Une forte influence créole dans la musique

Et il ajoute : “Moi, j’écoute tous les rythmes musicaux et je constate qu’ils ont tous un peu d’inspiration créole ; les artistes haïtiens font du trap, hip hop, konpa, zouk, de la soca et cela a influencé. Tout le monde court après le son de Kassav’, on recherche le même “feeling” et Triniboi est venu me demander comment on peut traduire “ce n’est rien” en créole. En ce moment, il y a un “tcho spin” à Sainte-Lucie et les artistes parcourent la Caraïbe. Ici, à Londres, nous recherchons votre inspiration, votre écoute en Guadeloupe, Martinique, Guyane, Sainte-Lucie, Dominique, tous les pays créoles”, explique Cold Chizzle.

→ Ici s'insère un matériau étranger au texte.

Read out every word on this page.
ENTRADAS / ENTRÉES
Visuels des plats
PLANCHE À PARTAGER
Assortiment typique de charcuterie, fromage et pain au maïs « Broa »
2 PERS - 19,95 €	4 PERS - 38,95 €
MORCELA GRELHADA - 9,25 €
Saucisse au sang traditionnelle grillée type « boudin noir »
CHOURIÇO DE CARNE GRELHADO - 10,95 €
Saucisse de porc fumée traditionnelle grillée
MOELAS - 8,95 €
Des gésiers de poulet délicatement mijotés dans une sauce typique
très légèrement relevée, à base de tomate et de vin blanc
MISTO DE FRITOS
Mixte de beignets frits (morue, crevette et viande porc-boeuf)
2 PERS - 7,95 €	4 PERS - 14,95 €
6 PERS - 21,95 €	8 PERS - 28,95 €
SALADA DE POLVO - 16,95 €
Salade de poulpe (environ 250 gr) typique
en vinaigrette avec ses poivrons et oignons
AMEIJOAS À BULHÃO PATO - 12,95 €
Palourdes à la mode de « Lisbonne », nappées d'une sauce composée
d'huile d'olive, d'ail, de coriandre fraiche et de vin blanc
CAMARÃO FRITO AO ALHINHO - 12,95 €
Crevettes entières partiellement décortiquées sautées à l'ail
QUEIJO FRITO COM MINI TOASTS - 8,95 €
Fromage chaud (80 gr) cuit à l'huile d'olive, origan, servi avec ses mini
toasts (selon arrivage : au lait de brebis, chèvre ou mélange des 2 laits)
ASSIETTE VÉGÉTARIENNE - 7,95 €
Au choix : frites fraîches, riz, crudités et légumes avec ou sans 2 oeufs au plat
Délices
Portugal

Lorsque le DJ-beatmaker-chanteur parle de “tcho spin” (DJ et ses platines), il parle de tous ces artistes saint-luciens (Motto, Mr Killa etc.) qui sont, actuellement, en train de dominer le marché de la musique soca après avoir été longtemps mis à l’écart parce que leur musique était trop “ruf” (dure) et moins mélodieuse que celle de Trinidad et Tobago…

En tout cas, après “Sa Fèb”, Cold Chizzle, le Caribéen de Londres, continuera à explorer la culture créole pour trouver le “feeling” et composer d’autres succès.